At the mere mention of tulips, many immediately conjure up images of Dutch bulb fields awash with a rash of intense, brilliant colour.
This popular and easy bulb brings a splash of spring colour to the spring garden, and is equally at home in both a formal garden setting and a cottage garden. For the tulip enthusiast the genus offers far more than familiar favourites such as ‘Apeldoorn’ or ‘Queen of Night.’
The Garden holds the National Collection of species tulips, which have given rise to the hybrids and cultivars popular today. The collection has its origins in the 1920’s when William Rickatson Dykes, Secretary of the Royal Horticultural Society, determined to understand more about the origins of the garden tulip and the diversity of the genus. Over subsequent years his collection grew, and was gifted to the Botanic Garden in 1948.

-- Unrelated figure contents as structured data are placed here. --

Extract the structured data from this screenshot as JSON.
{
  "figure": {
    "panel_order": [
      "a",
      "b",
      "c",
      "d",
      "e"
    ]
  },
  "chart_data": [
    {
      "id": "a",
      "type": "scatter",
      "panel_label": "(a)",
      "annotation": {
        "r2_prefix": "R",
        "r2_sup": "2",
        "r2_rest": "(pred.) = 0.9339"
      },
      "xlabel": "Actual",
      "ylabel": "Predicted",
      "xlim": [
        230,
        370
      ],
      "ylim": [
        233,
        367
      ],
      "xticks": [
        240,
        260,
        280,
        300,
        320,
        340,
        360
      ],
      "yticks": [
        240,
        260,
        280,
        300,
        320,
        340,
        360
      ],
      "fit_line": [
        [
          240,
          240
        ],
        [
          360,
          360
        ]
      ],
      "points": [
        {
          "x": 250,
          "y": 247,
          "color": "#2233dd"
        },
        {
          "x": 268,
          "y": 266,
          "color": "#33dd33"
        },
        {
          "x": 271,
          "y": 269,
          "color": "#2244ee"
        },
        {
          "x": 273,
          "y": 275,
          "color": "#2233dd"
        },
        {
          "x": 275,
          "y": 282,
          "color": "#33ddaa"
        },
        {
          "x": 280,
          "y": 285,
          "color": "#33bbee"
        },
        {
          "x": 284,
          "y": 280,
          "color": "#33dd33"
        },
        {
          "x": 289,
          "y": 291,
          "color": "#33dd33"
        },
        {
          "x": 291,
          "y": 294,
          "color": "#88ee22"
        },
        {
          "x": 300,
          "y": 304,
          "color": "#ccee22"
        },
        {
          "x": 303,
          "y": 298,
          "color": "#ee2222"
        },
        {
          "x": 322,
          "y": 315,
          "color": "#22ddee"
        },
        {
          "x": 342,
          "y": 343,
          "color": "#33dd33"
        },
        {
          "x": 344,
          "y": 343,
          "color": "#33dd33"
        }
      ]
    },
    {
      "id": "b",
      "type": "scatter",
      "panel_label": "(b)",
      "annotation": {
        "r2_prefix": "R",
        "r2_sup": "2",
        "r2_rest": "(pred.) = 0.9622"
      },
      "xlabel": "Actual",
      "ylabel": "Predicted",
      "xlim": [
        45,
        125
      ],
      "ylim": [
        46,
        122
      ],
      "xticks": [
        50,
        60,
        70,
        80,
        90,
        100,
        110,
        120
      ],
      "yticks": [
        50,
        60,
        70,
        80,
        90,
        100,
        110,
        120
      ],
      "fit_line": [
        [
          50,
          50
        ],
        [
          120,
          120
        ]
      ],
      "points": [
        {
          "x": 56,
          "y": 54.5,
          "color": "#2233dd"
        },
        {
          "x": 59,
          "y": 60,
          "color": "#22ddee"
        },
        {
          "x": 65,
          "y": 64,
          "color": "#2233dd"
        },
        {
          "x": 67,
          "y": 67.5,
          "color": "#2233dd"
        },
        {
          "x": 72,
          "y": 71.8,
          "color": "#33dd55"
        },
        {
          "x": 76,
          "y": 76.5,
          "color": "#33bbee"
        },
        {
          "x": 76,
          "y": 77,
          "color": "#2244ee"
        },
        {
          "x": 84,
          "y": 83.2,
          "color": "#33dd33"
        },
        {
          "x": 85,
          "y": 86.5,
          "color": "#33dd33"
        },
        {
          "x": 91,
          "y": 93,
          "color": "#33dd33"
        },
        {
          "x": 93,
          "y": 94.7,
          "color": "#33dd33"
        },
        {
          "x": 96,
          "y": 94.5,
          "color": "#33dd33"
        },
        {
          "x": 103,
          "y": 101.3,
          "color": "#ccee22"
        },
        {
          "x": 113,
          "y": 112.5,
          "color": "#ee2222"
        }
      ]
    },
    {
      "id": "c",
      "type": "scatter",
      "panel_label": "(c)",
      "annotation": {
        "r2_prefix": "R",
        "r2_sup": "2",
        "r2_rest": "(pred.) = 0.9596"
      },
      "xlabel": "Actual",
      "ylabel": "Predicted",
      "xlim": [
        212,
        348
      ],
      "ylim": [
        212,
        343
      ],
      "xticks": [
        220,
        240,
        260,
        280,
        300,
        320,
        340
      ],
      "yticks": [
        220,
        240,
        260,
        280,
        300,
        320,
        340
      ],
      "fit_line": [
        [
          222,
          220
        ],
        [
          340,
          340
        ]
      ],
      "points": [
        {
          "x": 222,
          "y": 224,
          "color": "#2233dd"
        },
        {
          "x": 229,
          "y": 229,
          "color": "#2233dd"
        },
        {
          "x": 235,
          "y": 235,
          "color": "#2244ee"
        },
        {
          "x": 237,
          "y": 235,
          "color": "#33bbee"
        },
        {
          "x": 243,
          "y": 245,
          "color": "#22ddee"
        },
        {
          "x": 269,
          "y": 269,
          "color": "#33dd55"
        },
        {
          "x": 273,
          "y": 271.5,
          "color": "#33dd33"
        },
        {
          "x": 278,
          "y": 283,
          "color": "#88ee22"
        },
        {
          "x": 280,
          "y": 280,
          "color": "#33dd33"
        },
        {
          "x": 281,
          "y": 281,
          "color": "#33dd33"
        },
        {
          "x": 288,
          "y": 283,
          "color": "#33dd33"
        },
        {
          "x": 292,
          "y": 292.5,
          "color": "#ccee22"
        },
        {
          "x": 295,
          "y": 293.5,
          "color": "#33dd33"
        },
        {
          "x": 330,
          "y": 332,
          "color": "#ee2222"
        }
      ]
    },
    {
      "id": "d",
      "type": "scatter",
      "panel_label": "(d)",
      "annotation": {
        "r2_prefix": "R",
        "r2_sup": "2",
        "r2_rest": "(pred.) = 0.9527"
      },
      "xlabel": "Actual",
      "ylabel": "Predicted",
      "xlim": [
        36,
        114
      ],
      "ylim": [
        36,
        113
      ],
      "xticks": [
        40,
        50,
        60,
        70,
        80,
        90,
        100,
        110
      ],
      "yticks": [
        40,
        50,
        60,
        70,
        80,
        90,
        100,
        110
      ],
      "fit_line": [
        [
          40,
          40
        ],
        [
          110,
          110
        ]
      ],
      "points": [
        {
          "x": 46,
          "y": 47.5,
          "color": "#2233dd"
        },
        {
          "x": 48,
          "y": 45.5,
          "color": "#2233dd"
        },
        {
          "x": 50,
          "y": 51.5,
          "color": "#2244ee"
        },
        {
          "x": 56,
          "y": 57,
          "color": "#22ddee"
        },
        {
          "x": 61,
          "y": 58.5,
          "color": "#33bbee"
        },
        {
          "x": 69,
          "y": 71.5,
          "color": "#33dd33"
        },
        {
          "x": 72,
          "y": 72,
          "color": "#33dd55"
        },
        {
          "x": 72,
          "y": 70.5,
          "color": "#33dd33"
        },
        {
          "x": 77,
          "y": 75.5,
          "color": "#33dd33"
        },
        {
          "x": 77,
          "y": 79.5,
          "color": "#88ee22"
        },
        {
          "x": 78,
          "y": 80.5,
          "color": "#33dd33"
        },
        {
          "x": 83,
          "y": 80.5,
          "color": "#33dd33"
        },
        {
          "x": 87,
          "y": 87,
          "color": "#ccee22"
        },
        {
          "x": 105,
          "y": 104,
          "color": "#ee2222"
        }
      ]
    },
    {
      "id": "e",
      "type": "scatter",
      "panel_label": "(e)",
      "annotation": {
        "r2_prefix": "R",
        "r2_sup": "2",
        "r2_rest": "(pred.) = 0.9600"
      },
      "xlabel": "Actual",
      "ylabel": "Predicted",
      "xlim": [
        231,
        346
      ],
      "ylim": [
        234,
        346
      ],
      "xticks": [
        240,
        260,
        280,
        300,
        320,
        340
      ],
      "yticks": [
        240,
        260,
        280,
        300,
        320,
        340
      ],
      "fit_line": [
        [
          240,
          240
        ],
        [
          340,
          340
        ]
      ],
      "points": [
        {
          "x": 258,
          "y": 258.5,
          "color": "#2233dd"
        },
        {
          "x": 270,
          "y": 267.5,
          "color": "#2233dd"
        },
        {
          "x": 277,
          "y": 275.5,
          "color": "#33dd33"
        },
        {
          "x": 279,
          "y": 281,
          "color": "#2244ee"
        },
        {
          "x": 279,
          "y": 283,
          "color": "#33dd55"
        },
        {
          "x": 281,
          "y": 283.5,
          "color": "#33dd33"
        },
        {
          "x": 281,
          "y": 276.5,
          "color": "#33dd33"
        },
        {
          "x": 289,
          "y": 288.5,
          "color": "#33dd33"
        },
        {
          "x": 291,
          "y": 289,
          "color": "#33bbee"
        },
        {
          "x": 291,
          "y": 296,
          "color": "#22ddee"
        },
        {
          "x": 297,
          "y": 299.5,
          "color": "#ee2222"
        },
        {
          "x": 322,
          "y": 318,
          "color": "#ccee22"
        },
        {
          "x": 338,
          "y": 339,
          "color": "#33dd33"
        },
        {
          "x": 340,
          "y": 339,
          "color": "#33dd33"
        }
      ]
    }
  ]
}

Today the collection comprises species which naturally occur in a range extending from western Europe to eastern Asia, and numbers approximately 80 in total. Given their natural distribution, it is no coincidence that their cultivation increased in the Ottoman Empire, and this in turn gave rise to the phenomenon of Tulipmania in the 1630’s. The collection is diverse in colour, form and flowering time. The season begins with the diminutive, white Tulipa cretica, which starts the show in February. Flowering is rounded off in May or June by the tall, elegant scarlet Tulipa sprengeri.
Upon flowering, each pot of bulbs is displayed in our Alpine House and the collection provides a succession of interest from February through to May. Though incomparable with the vast acres of tulips in Holland, our small collection is invaluable in demonstrating the natural diversity of this genus, and the origin of one of our most familiar garden plants.